Kote is a simple innkeeper, but when monsters start showing up he starts recounting his life story to a chronicler. He grew up as a travelling performer named Kvothe when disaster strikes and he is forced to make his own way in the world, so he attempts to get into an esteemed magical Academy as the youngest student ever to attend.
One of this book’s strongest points is its prose. The wording is beautiful and poetic and I’ve rarely read anything of comparative quality. The magic system is somewhat rooted in science and well explained and therefore never feels like a cheap plot device. There’s more than one kind of magic and especially the later one is a fascinating concept and fun to read and speculate about. Countless theories have been crafted regarding this series, especially based on its many easily missed easter eggs.
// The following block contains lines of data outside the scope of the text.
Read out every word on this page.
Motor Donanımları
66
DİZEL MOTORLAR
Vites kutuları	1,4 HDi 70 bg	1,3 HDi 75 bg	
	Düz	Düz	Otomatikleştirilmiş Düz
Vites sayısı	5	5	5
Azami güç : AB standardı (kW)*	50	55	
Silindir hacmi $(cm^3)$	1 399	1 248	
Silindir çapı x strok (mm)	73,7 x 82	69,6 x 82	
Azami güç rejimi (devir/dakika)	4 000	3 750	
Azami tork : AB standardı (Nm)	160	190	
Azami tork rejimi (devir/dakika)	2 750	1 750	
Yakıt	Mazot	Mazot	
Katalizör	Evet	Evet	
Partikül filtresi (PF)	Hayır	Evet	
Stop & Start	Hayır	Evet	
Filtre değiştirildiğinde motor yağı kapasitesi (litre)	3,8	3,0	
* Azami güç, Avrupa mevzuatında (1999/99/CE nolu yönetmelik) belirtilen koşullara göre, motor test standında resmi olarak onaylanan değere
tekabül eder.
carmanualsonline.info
I’ve spent quite some time watching video essays on youtube and still haven’t gotten bored of it.
The world’s economy is particularly well thought out and realistic, the world building fantastic and every character feels real and alive.
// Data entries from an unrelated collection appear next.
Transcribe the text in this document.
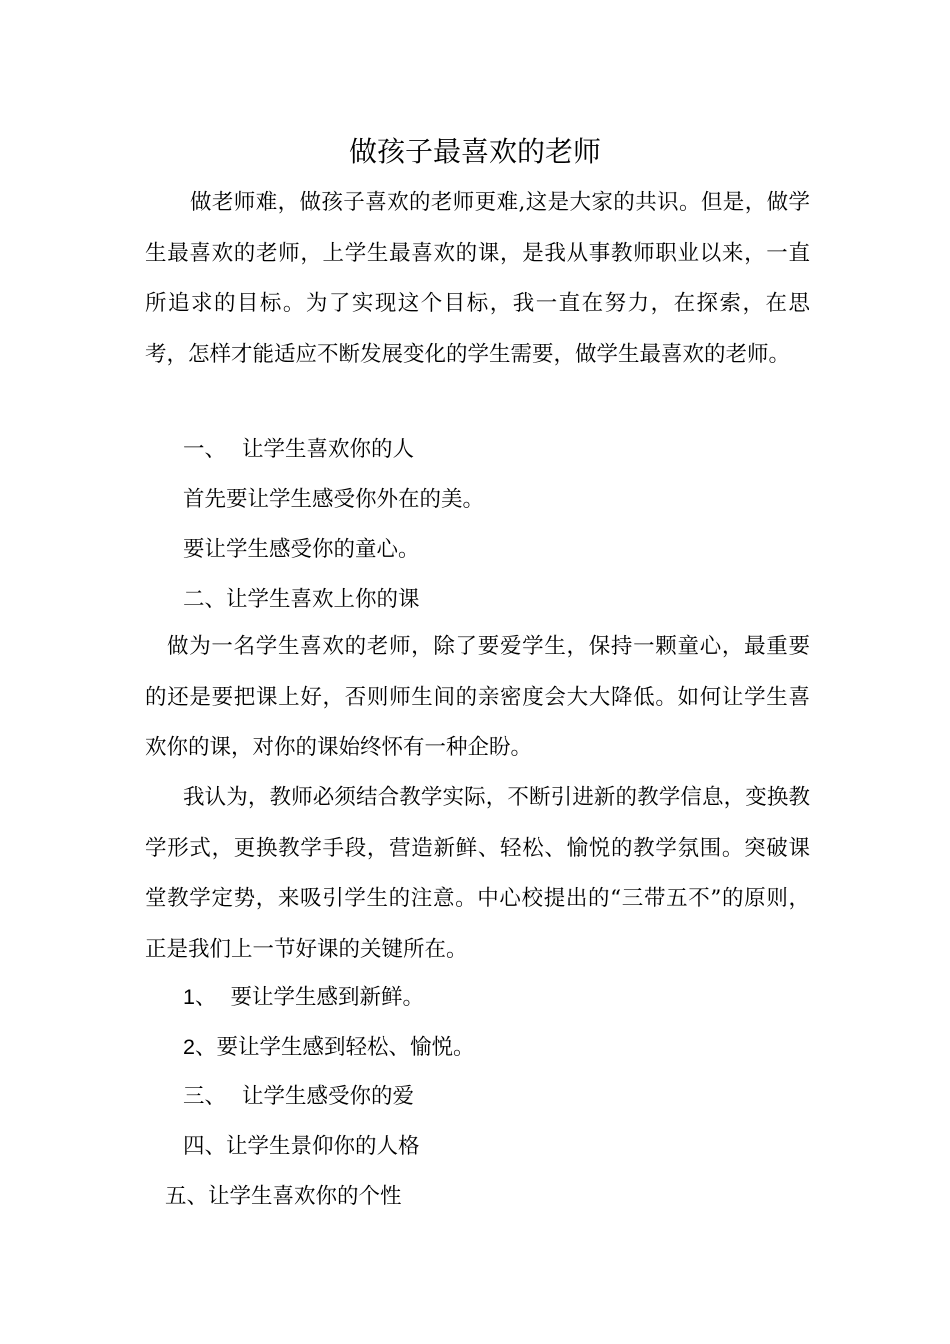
做孩子最喜欢的老师

做老师难，做孩子喜欢的老师更难,这是大家的共识。但是，做学生最喜欢的老师，上学生最喜欢的课，是我从事教师职业以来，一直所追求的目标。为了实现这个目标，我一直在努力，在探索，在思考，怎样才能适应不断发展变化的学生需要，做学生最喜欢的老师。

一、 让学生喜欢你的人
首先要让学生感受你外在的美。
要让学生感受你的童心。
二、让学生喜欢上你的课

做为一名学生喜欢的老师，除了要爱学生，保持一颗童心，最重要的还是要把课上好，否则师生间的亲密度会大大降低。如何让学生喜欢你的课，对你的课始终怀有一种企盼。

我认为，教师必须结合教学实际，不断引进新的教学信息，变换教学形式，更换教学手段，营造新鲜、轻松、愉悦的教学氛围。突破课堂教学定势，来吸引学生的注意。中心校提出的“三带五不”的原则，正是我们上一节好课的关键所在。

1、 要让学生感到新鲜。
2、要让学生感到轻松、愉悦。
三、 让学生感受你的爱
四、让学生景仰你的人格
五、让学生喜欢你的个性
The main character Kvothe is both the most intelligent man on the planet and the stupidest idiot to ever live. Prepare to be entranced by his intellect and frustrated by his choices.
The focus doesn’t lie on progression so it’s not strictly speaking Progression Fantasy, but it’s fantasy and the MC is progressing, so maybe people here would enjoy it.
Note: It’s been 10 years since the release of book two so don’t go into it expecting a finished series (now or possibly ever). While this deters some and angers many, I feel like both books are worth reading on their own and clock in at around 1800 pages total. We don’t have all the answers, but each book is somewhat self-contained without major cliffhangers.